Ahmed Osman, an Egyptian scholar working in London, believes the military exploits of King David in the Old Testament were taken from real events in the reign of an Egyptian pharaoh.
"The descriptions of David's wars in the Second Book of Samuel match almost exactly those of Pharaoh Thutmose III on the walls of the Temple of Karnak at Luxor in Egypt," Osman said Friday.He will elaborate his claim in a book due out in London in March called, "The House of the Messiah," which seeks to identify the historical Jesus Christ.
Osman's earlier claims linking the Israelites to the ancient Egyptians aroused controversy.
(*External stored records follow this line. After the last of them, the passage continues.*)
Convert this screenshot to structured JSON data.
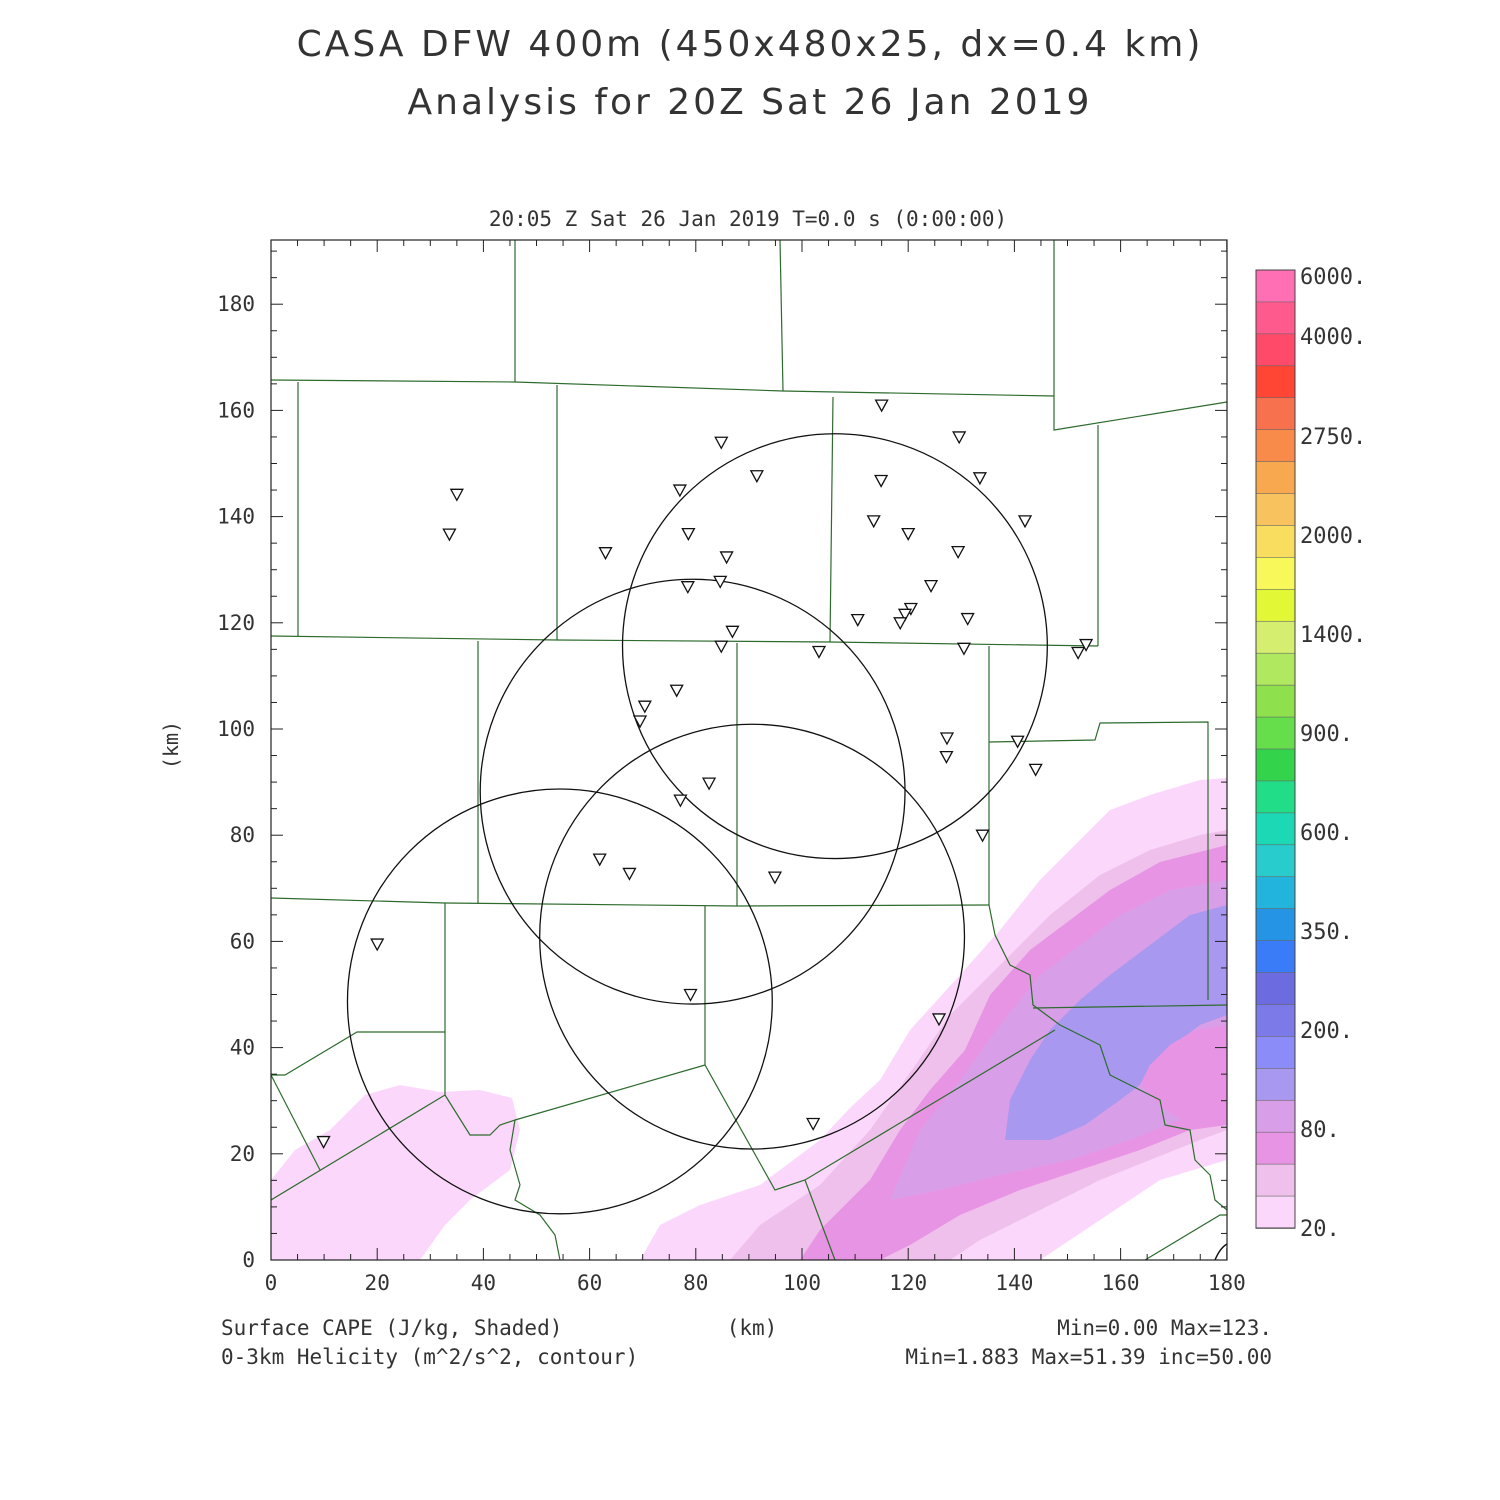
{
  "title": {
    "line1": "CASA DFW 400m (450x480x25, dx=0.4 km)",
    "line2": "Analysis for 20Z Sat 26 Jan 2019"
  },
  "plot": {
    "time_label": "20:05 Z Sat 26 Jan 2019    T=0.0 s (0:00:00)",
    "x_unit": "(km)",
    "y_unit": "(km)",
    "x_ticks": [
      "0",
      "20",
      "40",
      "60",
      "80",
      "100",
      "120",
      "140",
      "160",
      "180"
    ],
    "y_ticks": [
      "0",
      "20",
      "40",
      "60",
      "80",
      "100",
      "120",
      "140",
      "160",
      "180"
    ]
  },
  "colorbar": {
    "labels": [
      "6000.",
      "4000.",
      "2750.",
      "2000.",
      "1400.",
      "900.",
      "600.",
      "350.",
      "200.",
      "80.",
      "20."
    ],
    "colors": [
      "#ff6fb4",
      "#ff5a8e",
      "#ff4a6a",
      "#ff4533",
      "#f8714f",
      "#f88b4a",
      "#f8a84f",
      "#f8c25f",
      "#f8dd5f",
      "#f8f85a",
      "#e2f836",
      "#d6ee70",
      "#b0e860",
      "#8ee04c",
      "#66de4c",
      "#33d44c",
      "#22dd88",
      "#1cd8b4",
      "#28cccc",
      "#22b4dc",
      "#2694e4",
      "#3a7cf8",
      "#6c6ce0",
      "#7c7ae8",
      "#8c8cf8",
      "#a898f0",
      "#d89ee8",
      "#e894e4",
      "#f0c0ec",
      "#fbd8fb"
    ]
  },
  "legend": {
    "shaded_name": "Surface CAPE (J/kg, Shaded)",
    "shaded_stats": "Min=0.00 Max=123.",
    "contour_name": "0-3km Helicity (m^2/s^2, contour)",
    "contour_stats": "Min=1.883 Max=51.39 inc=50.00",
    "x_unit": "(km)"
  },
  "stations_km": [
    [
      115,
      161
    ],
    [
      129.6,
      155
    ],
    [
      84.8,
      154
    ],
    [
      91.5,
      147.7
    ],
    [
      77,
      145
    ],
    [
      114.9,
      146.8
    ],
    [
      133.5,
      147.3
    ],
    [
      35,
      144.2
    ],
    [
      113.5,
      139.2
    ],
    [
      142,
      139.2
    ],
    [
      78.6,
      136.8
    ],
    [
      33.6,
      136.7
    ],
    [
      120,
      136.8
    ],
    [
      63,
      133.2
    ],
    [
      129.4,
      133.4
    ],
    [
      85.8,
      132.4
    ],
    [
      84.6,
      127.8
    ],
    [
      78.5,
      126.8
    ],
    [
      124.3,
      127
    ],
    [
      120.5,
      122.7
    ],
    [
      119.4,
      121.6
    ],
    [
      110.5,
      120.6
    ],
    [
      131.2,
      120.8
    ],
    [
      118.5,
      120
    ],
    [
      86.9,
      118.4
    ],
    [
      84.8,
      115.6
    ],
    [
      103.2,
      114.6
    ],
    [
      130.5,
      115.2
    ],
    [
      153.5,
      115.9
    ],
    [
      152,
      114.4
    ],
    [
      70.4,
      104.3
    ],
    [
      76.4,
      107.3
    ],
    [
      69.5,
      101.5
    ],
    [
      127.3,
      98.3
    ],
    [
      140.6,
      97.7
    ],
    [
      127.2,
      94.8
    ],
    [
      144,
      92.4
    ],
    [
      82.5,
      89.8
    ],
    [
      77.1,
      86.6
    ],
    [
      134,
      80
    ],
    [
      61.9,
      75.5
    ],
    [
      67.5,
      72.8
    ],
    [
      94.9,
      72.1
    ],
    [
      20,
      59.5
    ],
    [
      79,
      50
    ],
    [
      125.8,
      45.4
    ],
    [
      102.1,
      25.7
    ],
    [
      9.9,
      22.3
    ]
  ],
  "radar_rings_km": [
    {
      "cx": 106.2,
      "cy": 115.6,
      "r": 40.0
    },
    {
      "cx": 79.4,
      "cy": 88.2,
      "r": 40.0
    },
    {
      "cx": 90.6,
      "cy": 60.9,
      "r": 40.0
    },
    {
      "cx": 54.4,
      "cy": 48.7,
      "r": 40.0
    }
  ]
}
He feels the atmosphere is now more receptive after being invited to address the Sixth International Congress of Egyptologists opening Sunday in Turin, Italy.
Osman will address the 1,400 experts on Wednesday.
For the past 27 years, Osman, 57, has pursued his theory that the origins of Christianity are to be found in ancient Egypt, where there were Hebrew settlements followed by persecutions.
In his 1987 book, "Stranger in the Valley of Kings," he theorized that a mummy in the Cairo Museum known as Yuya was the biblical figure Joseph who led the tribe of Israel into Egypt.
His 1990 book, "Moses: Pharaoh of Egypt" claimed that Moses and the pharaoh Akhenaten, father of Tutankhamen, were the same man.
The wars of David are described in different ways in chapters eight and 10 of the Second Book of Samuel.
One says that David had 600 followers and fought the Philistines but ran away from his son Absalom. The other calls him a mighty emperor from the Euphrates to the Nile rivers.
"David is believed to have ruled from about 1000 B.C. to 960 B.C. But his biblical military history is identical with that of Thutmose III, the mightiest king of the ancient world, who ruled an empire in western Asia from the Nile to the Euphrates for 54 years from about 1490 B.C.," Osman said.
"No archeological evidence of David has been found in that region for the 10th century B.C. but there is evidence of him in the 15th-century B.C. layer, the same period as Thutmose III," Osman said.
He said the Bible does not use the same names or chronology as the Karnak annals but the events are the same in both and they match at a number of points.
-Both kings had to face hostile kings in the region from Sinai to Asia Minor.
-The battle was outside a Canaanite fortified city which may have been the Megiddo of the Karnak rec-ord and Armageddon in the Bible.
-Thutmose and David followed the same military plan, dividing their armies in two flanks and surprising the enemy who fled from the battlefield leaving vast spoils behind.
-In both versions, the defeated kings entered the fortified city and shut themselves in and a long siege followed.
-The besiegers eventually captured the city and received gifts from the kings of western Asia.
-The northern Syrian leader of the rebellion escaped and was defeated in a later battle.
-The victorious king had a monument put up by the Euphrates recording his victory.